Un Bond astracanado que no tuvo suficiente con la presencia de un solo 007 con el rostro de David Niven, pues tambien Peter Sellers, Woody Allen y Terence Cooper lucieron en el film los mismos dígitos identificativos de Niven. Y no sólo ellos, ya que, en un alarde de locura demencial por parte de sus guionistas, las tentadoras Ursula Andress y Daliah Lavi también obtuvieron el codiciado 007. Según el personaje de Niven -el único, incomparable y real James Bond-, la caótica multiplicación de cero cero sietes no era más que una inteligente estrategia para desorientar al enemigo. Ni los Marx, con su humor absurdo, llegaron tan lejos... Peter O’Toole asevera ser Richard Burton ante un Peter Sellers de ojos desorbitados; Woody Allen sufre ataques de mudez cada vez que se enfrenta a David Niven, su idolatrado tío en el film; un taxi transporta a Mata-Bond (la hija de James Bond y Mata-Hari) de Londres a Berlín, mientras que el susodicho Sellers muere ametrallado por un pelotón de gaiteros escoceses capitaneado por Ursula Andress. ¡Más madera! ¡Es la guerra!
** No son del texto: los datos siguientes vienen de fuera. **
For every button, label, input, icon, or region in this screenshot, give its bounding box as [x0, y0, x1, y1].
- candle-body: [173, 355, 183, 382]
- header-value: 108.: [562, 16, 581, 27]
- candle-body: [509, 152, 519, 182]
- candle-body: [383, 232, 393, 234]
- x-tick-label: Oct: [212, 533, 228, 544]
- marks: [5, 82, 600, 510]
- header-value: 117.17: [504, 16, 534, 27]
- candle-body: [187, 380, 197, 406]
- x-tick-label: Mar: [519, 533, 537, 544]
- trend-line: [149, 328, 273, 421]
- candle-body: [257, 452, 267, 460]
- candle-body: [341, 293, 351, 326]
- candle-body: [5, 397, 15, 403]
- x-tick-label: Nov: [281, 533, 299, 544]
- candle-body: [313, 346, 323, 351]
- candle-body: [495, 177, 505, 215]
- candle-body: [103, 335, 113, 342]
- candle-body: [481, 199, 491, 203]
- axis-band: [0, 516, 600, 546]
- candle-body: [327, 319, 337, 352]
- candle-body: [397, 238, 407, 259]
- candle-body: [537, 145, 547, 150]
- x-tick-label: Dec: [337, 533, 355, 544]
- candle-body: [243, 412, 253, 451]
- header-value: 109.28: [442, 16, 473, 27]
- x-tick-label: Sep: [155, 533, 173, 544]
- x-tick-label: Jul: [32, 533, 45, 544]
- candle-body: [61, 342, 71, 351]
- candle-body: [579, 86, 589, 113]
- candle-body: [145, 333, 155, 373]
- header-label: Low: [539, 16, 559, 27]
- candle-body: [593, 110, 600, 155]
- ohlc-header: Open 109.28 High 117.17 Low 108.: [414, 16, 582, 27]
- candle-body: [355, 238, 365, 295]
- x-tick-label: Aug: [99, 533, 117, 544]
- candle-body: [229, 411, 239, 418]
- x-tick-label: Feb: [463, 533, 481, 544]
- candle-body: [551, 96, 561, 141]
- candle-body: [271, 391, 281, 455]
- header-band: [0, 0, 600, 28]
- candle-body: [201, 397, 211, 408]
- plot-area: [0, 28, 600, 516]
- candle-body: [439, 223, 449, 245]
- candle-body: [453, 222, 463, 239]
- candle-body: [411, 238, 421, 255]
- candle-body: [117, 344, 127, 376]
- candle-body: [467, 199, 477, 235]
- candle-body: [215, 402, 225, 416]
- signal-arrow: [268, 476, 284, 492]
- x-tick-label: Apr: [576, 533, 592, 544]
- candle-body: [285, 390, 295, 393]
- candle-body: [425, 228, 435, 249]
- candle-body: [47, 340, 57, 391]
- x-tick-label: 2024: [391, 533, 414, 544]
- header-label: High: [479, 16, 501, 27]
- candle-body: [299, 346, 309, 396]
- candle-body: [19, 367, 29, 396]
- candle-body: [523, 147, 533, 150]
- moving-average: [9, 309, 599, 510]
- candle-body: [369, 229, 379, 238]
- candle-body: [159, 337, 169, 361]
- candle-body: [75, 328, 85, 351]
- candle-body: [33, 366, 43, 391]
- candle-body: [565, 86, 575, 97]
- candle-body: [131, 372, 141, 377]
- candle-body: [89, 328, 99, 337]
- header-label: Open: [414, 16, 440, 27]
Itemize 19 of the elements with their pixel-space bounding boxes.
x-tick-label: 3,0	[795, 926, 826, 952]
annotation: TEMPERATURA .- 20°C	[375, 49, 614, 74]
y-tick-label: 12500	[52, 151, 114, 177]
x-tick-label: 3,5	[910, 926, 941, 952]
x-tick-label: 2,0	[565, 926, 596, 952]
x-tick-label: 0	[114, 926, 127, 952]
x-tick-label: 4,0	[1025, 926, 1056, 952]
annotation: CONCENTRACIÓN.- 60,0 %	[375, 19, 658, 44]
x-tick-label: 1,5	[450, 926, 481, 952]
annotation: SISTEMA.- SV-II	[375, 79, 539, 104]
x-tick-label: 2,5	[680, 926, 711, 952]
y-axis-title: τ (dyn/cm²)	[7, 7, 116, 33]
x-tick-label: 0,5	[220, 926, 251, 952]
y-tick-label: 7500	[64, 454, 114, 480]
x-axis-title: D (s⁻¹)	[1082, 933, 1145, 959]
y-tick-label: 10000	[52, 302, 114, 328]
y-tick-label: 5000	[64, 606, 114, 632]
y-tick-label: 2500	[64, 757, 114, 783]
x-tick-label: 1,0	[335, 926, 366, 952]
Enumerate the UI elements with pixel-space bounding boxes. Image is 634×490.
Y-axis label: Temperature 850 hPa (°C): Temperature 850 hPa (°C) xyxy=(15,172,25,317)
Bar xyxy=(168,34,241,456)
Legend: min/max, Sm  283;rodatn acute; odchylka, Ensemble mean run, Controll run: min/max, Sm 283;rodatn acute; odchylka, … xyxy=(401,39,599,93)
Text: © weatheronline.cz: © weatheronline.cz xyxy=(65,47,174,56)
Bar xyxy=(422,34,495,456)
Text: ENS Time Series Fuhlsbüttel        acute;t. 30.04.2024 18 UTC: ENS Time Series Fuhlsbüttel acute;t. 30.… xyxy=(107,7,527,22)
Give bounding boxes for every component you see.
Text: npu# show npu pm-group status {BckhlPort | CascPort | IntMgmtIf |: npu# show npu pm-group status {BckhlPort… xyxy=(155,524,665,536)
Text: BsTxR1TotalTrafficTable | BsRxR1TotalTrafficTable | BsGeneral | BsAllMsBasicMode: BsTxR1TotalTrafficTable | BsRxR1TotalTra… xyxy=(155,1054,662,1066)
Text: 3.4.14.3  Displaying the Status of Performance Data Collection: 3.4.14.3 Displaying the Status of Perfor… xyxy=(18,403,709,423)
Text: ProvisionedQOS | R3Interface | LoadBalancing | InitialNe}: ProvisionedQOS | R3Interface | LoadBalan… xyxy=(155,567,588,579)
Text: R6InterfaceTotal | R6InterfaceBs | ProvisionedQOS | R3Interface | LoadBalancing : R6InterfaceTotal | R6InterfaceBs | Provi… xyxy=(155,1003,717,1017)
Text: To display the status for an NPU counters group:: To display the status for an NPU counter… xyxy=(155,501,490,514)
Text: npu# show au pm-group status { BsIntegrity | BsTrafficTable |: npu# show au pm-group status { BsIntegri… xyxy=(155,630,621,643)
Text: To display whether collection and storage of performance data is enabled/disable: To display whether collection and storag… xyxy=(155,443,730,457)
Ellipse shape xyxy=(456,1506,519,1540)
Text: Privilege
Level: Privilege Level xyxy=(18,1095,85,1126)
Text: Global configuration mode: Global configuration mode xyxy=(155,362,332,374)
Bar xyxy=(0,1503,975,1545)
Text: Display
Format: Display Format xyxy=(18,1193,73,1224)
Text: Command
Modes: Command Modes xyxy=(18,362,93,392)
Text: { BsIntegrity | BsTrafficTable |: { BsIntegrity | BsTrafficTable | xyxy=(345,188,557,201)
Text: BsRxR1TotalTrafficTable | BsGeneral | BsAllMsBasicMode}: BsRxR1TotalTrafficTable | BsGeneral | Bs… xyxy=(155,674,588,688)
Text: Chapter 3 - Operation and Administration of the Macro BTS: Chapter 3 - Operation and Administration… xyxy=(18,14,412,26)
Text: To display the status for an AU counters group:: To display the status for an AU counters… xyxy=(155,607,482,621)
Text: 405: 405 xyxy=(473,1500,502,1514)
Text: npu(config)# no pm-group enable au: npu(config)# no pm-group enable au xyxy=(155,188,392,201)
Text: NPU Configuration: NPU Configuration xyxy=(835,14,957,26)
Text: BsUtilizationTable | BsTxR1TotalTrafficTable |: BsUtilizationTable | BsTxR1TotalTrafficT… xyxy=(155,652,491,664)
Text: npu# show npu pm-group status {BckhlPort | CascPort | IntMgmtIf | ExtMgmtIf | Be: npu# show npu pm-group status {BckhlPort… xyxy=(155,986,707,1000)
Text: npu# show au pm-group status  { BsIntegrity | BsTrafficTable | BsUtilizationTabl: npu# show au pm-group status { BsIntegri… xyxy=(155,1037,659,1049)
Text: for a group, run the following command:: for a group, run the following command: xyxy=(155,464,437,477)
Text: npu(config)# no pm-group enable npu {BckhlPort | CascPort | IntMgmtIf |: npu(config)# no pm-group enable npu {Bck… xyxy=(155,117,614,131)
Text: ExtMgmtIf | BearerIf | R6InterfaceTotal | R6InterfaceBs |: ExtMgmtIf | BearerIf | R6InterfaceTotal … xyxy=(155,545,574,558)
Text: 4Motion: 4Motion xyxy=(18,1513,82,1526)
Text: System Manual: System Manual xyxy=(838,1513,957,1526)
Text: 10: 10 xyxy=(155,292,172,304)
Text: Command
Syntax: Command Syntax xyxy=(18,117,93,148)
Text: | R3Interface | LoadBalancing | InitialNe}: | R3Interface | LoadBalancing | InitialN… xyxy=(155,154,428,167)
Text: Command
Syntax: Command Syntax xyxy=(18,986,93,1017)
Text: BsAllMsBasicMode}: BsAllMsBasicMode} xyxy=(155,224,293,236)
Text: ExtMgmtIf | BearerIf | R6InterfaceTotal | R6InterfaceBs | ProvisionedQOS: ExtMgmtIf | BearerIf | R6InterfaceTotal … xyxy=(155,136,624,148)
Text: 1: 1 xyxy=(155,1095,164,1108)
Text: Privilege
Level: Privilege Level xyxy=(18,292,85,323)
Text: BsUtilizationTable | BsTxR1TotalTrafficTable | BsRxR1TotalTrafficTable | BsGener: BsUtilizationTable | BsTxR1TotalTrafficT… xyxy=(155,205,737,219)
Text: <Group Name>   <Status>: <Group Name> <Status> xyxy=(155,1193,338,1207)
Casino Royale. La primera novela de Bond escrita por Ian Fleming a principios de los 50. En contra de lo que muchos creen, ésta, la del 67, no fue la primera adaptación para la pantalla. En 1954, un tal William H. Brown Jr., adelantándose al mito cinematográfico del personaje, la llevó a la televisión en forma de un episodio para la serie Climax!; Barry Nelson fue 007 y el enigmático Peter Lorre se metió en la piel del pérfido Le Chiffre, el malvado de turno que en la de Daniel Craig interpreta Mads Mikkelsen y que en la versión de Huston and Cía. daba vida el mismísimo Orson Welles; un orondo Wells que, en medio de varias demostraciones de su apego por el mundo de la magia, jugó la mayor partida de black jack de su vida contra un rival imponente, un agente 007 con nombre de mujer, Evelyn Tremble (aka Peter Sellers).
Casino Royale. El segundo casino de la historia Bond. El casino más surrealista del mundo. Un casino en el que destacaban las minifaldas de la Andress y Joanna Pettet; dos pares de muslos que quedaron grabados en mi mente desde mi más tierna infancia. Quizás esos cuatro muslámenes, sumados al maravilloso The Look of Love de Bacharach, Alpert y la voz de Dusty Springfield, sean los responsables de mi apego por Casino Royale, el del 67.